NBG-vertaling 1951

Jozua 9:18-24 NBG-vertaling 1951 (NBG51)

18. De Israëlieten sloegen hen echter niet, omdat de hoofden der vergadering het hun bezworen hadden bij de Here, de God van Israël. Toen morde de gehele vergadering tegen de hoofden.

19. Maar al de hoofden zeiden tot de gehele vergadering: Wij hebben hun gezworen bij de Here, de God van Israël; daarom kunnen wij hen niet aantasten.

20. Aldus zullen wij met hen doen: hen in leven laten, opdat geen toorn over ons kome vanwege de eed, die wij hun gezworen hebben.

21. En de hoofden zeiden tot hen: Laat hen in leven blijven. En zij werden houthakkers en waterputters voor de gehele vergadering, zoals de hoofden te hunnen opzichte bepaald hadden.

22. Daarna ontbood Jozua hen en sprak tot hen: Waarom hebt gij ons bedrogen door te zeggen: wij wonen zeer ver van u verwijderd, terwijl gij in ons midden woont?

23. Daarom, vervloekt zijt gij en nimmer zult gij ophouden knechten te zijn, houthakkers en waterputters voor het huis van mijn God.

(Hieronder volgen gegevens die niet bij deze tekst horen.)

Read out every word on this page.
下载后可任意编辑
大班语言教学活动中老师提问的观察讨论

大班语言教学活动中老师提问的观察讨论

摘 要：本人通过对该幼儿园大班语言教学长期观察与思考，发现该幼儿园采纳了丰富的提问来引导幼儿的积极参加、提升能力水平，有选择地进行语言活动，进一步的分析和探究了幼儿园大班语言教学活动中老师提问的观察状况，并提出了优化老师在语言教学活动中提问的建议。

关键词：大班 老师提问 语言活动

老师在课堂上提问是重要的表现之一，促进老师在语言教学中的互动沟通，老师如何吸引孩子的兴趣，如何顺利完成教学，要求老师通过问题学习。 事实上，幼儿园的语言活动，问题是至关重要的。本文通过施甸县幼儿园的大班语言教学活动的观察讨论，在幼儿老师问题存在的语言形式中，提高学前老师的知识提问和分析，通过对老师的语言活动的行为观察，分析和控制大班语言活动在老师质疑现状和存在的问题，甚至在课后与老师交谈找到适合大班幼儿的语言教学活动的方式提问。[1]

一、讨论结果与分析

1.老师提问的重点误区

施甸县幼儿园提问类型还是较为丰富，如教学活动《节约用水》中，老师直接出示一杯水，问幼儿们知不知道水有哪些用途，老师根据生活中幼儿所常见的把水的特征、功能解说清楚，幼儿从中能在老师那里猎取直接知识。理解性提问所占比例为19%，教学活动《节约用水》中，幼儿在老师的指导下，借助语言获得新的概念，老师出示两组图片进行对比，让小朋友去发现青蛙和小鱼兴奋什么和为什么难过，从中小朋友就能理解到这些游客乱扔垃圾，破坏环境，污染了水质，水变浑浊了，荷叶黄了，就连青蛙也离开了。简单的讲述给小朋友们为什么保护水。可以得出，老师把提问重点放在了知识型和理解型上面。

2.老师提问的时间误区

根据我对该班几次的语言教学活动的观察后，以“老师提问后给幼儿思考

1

24. Zij gaven Jozua ten antwoord: Omdat aan uw knechten ten stelligste werd medegedeeld wat de Here, uw God, zijn knecht Mozes geboden had, namelijk om het gehele land aan u te geven en al de inwoners van het land voor uw aangezicht te verdelgen, vreesden wij zeer voor u om onzes levens wil; daarom hebben wij dit gedaan.